I'm studying for a vector calculus exam and I'm trying to discern if there are multiple ways to express the following equation in Einstein summation convention(a,b,u,v are vectors in $\mathbb{R^3}$):
$$ \mathbf{u} + (\mathbf{a} · \mathbf{b})\mathbf{v} = (\mathbf{a}·\mathbf{a})(\mathbf{b} · \mathbf{v})\mathbf{a} $$
The answer given in the notes is:
$$ u_i + a_jb_jv_i = a_ja_jb_kv_k a_i $$
I'm curious if this is equivalent:
$$ u_i + a_jb_jv_i = a_ka_kb_jv_j a_i $$
Are the indexes j and k are interchangeable on the right hand side of the equation? Or is it necessary that the indexes for (a · b) and (a · a) are the same?

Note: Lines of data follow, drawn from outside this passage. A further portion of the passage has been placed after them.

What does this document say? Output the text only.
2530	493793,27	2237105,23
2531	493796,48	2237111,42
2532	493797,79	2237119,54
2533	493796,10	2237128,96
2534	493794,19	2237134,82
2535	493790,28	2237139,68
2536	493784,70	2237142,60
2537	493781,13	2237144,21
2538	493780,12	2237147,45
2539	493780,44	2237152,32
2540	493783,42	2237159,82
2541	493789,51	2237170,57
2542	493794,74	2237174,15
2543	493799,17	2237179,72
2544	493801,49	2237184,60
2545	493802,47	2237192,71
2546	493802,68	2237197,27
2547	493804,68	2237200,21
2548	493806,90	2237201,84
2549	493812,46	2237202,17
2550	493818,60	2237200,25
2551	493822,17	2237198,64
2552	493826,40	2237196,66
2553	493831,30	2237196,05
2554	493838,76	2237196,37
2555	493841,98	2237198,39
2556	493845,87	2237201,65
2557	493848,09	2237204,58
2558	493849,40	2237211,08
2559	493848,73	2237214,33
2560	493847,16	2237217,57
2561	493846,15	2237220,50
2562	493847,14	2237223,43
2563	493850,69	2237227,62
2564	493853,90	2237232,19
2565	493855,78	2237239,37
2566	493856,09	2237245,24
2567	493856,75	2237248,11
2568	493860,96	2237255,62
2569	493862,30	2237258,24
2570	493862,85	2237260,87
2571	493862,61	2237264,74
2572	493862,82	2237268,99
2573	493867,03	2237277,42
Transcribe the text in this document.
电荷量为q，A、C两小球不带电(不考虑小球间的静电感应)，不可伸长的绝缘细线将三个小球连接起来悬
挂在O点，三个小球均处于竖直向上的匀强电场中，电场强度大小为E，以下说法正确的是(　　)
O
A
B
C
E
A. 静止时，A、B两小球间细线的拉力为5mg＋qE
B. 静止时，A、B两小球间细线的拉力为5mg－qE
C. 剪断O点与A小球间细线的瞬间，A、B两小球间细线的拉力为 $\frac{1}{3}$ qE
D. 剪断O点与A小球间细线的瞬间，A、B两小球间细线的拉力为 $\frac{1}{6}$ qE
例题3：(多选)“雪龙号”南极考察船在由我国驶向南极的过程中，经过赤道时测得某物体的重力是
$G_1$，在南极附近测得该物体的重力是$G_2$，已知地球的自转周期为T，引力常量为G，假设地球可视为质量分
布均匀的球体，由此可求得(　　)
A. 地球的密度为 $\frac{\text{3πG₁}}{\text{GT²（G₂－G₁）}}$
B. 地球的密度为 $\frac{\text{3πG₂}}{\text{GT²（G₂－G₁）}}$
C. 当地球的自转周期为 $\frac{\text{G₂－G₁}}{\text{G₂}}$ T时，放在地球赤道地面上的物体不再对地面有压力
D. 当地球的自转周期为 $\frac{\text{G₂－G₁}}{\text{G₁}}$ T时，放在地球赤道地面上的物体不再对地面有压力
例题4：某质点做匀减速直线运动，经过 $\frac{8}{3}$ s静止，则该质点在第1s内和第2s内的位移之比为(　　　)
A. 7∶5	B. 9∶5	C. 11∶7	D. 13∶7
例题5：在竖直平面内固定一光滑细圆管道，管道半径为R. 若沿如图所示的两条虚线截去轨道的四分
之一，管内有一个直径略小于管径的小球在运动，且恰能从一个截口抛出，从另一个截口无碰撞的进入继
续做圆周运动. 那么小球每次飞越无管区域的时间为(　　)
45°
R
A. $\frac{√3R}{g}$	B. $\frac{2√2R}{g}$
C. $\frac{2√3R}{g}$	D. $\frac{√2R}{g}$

Consider un-Einsteining the notation for a second, just to make it a bit clearer: $$ u_i + \sum_{j = 1}^3a_jb_jv_i = \sum_{j = 1}^3\sum_{k = 1}^3a_ja_jb_kv_k a_i\\ \text{versus}\\ u_i + \sum_{j = 1}^3a_jb_jv_i = \sum_{k = 1}^3\sum_{j = 1}^3a_ka_kb_jv_j a_i $$ The $k$ and the $j$ on the right-hand side don't touch the other terms. The actual name you choose for each of them does not matter at all for the rest of the equation, because it doesn't "leak" outside of their respective $\sum$. You could just as well have written $$ u_i + \sum_{j = 1}^3a_jb_jv_i = \sum_{\dagger = 0}^3\sum_{わ=0}^3a_\dagger a_\dagger b_わv_わ a_i\\ $$ Of course, this only applies for the names of indices that are summed over / contracted within a single term (including the $j$ on the left-hand side). The $i$ must be chosen to be consistent across the whole equation and not collide with any of the others. Although, there is no reason it has to be $i$ specifiacally.